Journal d’une animatrice
Je suis retournée à la fac cette semaine.
J’ai retrouvé les mêmes ascenseurs en panne, les mêmes couloirs aux murs écaillés, les toilettes condamnées depuis des lustres, le vent qui siffle à travers les fenêtres. Il n’y a pas une machine à café, il n’y a pas de rétroprojecteur dans les salles de cours, mais il reste des étudiants d’une lucidité et d’une maturité remarquable, d’un engagement sincère, lassés d’être déjà les laissés pour compte d’une organisation économique de notre santé, alors qu’ils s’apprêtent à devenir de futurs soignants et que ce n’est pas rien. Je me suis dit que le manque de considération à leur égard commençait là. À l’Université. Avant leur intégration à l’hôpital juste à côté qui tombe en ruines. Avant leurs horaires de dingues comme ils disent. Avant de recevoir les patients qui attendent en file indienne devant leurs portes. Ils auraient envie de prendre le temps pourtant. Ils auraient envie de prendre leur place, juste leur place, dignement. Je suis retournée à la fac cette semaine. Pendant mes années d’études, je déplorais le manque de cours de littérature, de philosophie, d’éthique. Un peu de sciences humaines quoi. La base. Je suis retournée à la fac cette semaine pour y animer des ateliers d’écriture, les bras chargés de bouquins et de poésie. Je leur ai dit, « nous allons prendre ce temps-là ». « Osons, il en restera bien quelque chose ». C’est l’approche de la médecine narrative. Expérimenter l’acte d’écrire et de raconter, pour réinvestir la relation soignant-soigné dans une perspective sensible et critique. Nous avons écrit et discuté : construction de leur identité professionnelle, sens du travail, histoire d’une vocation, accès aux émotions, écoute des histoires des patients, ressentis, rêves et regrets, peurs et espoirs. Je suis retournée à la fac cette semaine. C’était jaune et bleu, comme la ville ce printemps. C’était rouge aussi. C’était plein de vulnérabilité et d’une belle jeunesse, d’envie qu’il ne faudrait pas gâcher.

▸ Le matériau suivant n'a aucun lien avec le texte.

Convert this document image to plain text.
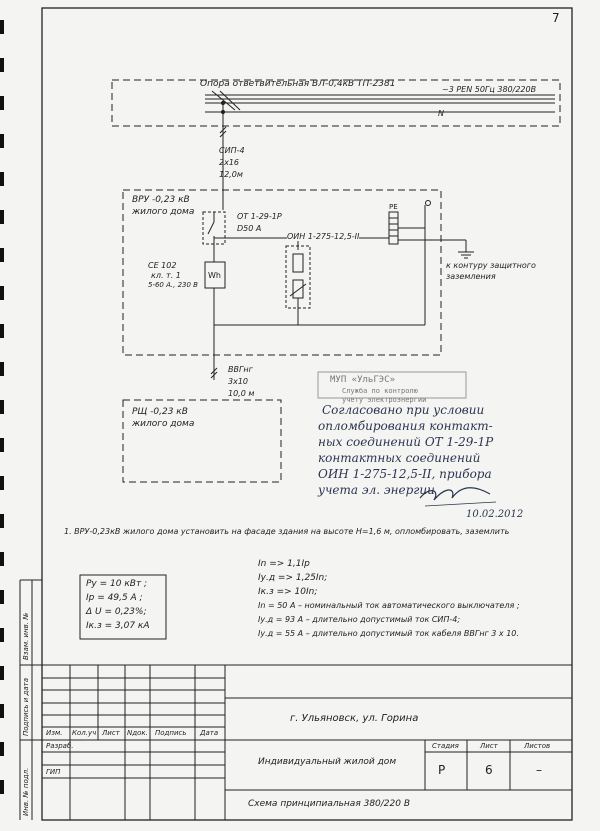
7
Опора ответвительная ВЛ-0,4кВ ТП-2381
~3 PEN 50Гц 380/220В
N
СИП-4
2х16
12,0м
ВРУ -0,23 кВ
жилого дома	ОТ 1-29-1Р
D50 А
CE 102
кл. т. 1
5-60 А., 230 В
Wh
ОИН 1-275-12,5-II
PE
к контуру защитного
заземления
ВВГнг
3х10
10,0 м
РЩ -0,23 кВ
жилого дома
МУП «УльГЭС»
Служба по контролю
учету электроэнергии
Согласовано при условии
опломбирования контакт-
ных соединений ОТ 1-29-1Р
контактных соединений
ОИН 1-275-12,5-II, прибора
учета эл. энергии
10.02.2012
1. ВРУ-0,23кВ жилого дома установить на фасаде здания на высоте Н=1,6 м, опломбировать, заземлить
Ру = 10 кВт ;
Iр = 49,5 А ;
Δ U = 0,23%;
Iк.з = 3,07 кА
In => 1,1Iр
Iу.д => 1,25In;
Iк.з => 10In;
In = 50 А – номинальный ток автоматического выключателя ;
Iу.д = 93 А – длительно допустимый ток СИП-4;
Iу.д = 55 А – длительно допустимый ток кабеля ВВГнг 3 х 10.
Взам. инв. №
Подпись и дата
Инв. № подл.
г. Ульяновск, ул. Горина
Изм. Кол.уч Лист Nдок. Подпись Дата
Разраб.
ГИП
Индивидуальный жилой дом
Схема принципиальная 380/220 В
Стадия	Лист	Листов
Р	6	–
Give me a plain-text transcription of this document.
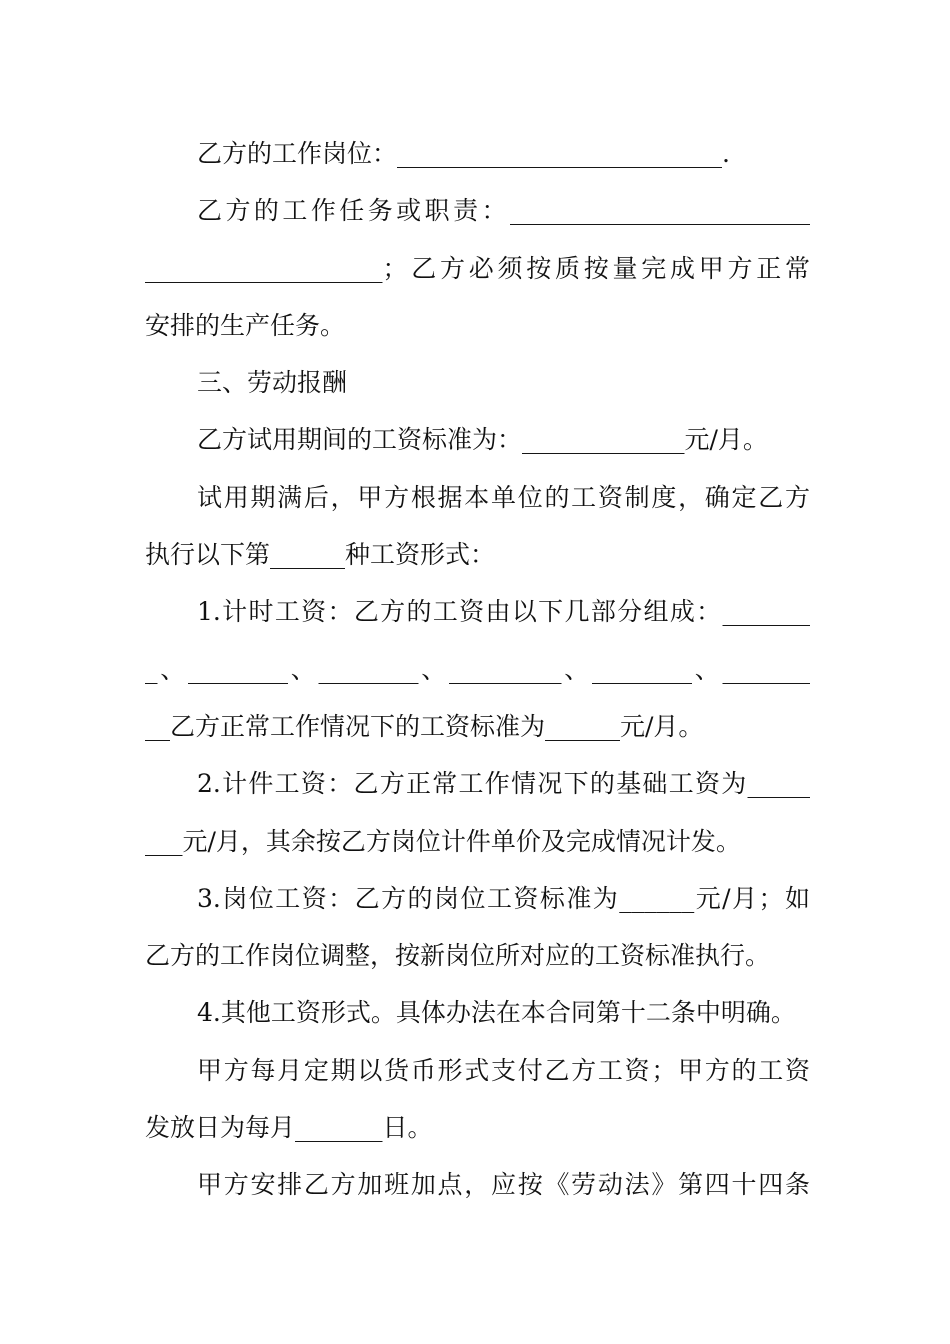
乙方的工作岗位：__________________________.
乙方的工作任务或职责：________________________
___________________；乙方必须按质按量完成甲方正常
安排的生产任务。
三、劳动报酬
乙方试用期间的工资标准为：_____________元/月。
试用期满后，甲方根据本单位的工资制度，确定乙方
执行以下第______种工资形式：
1.计时工资：乙方的工资由以下几部分组成：_______
_、________、________、_________、________、_______
__乙方正常工作情况下的工资标准为______元/月。
2.计件工资：乙方正常工作情况下的基础工资为_____
___元/月，其余按乙方岗位计件单价及完成情况计发。
3.岗位工资：乙方的岗位工资标准为______元/月；如
乙方的工作岗位调整，按新岗位所对应的工资标准执行。
4.其他工资形式。具体办法在本合同第十二条中明确。
甲方每月定期以货币形式支付乙方工资；甲方的工资
发放日为每月_______日。
甲方安排乙方加班加点，应按《劳动法》第四十四条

Pourquoi des ateliers d’écriture à destination des médecins, soignants, étudiants en sciences de la santé ?
Les expériences le démontrent : la médecine narrative permet d’optimiser la relation de soins en améliorant d’une part la construction de l’identité professionnelle des soignants et leurs compétences émotionnelles, et d’autre part leurs capacités d’écoute et d’interprétation des histoires des patients. Cette relation peut ainsi être à nouveau le lieu d’une rencontre : la rencontre de deux singularités.
Faut-il le rappeler ? L’écriture affine le sens de la relation ainsi que la capacité à moduler son expression et à se faire comprendre.
Des ateliers d’écriture créative en milieu de soin ou dans le cadre de la formation de futurs professionnels de santé constituent de vrais espaces privilégiés de découverte, de réflexion, de pensées quant à leur intégrité, le sens donné à la profession, et d’échanges, loin de la solitude des pratiques et du quotidien.
Ces ateliers renforcent la confiance en soi, les potentialités relationnelles (entre pairs et avec les patients) et favorise les capacités d’adaptation et d’écoute devant toute situation.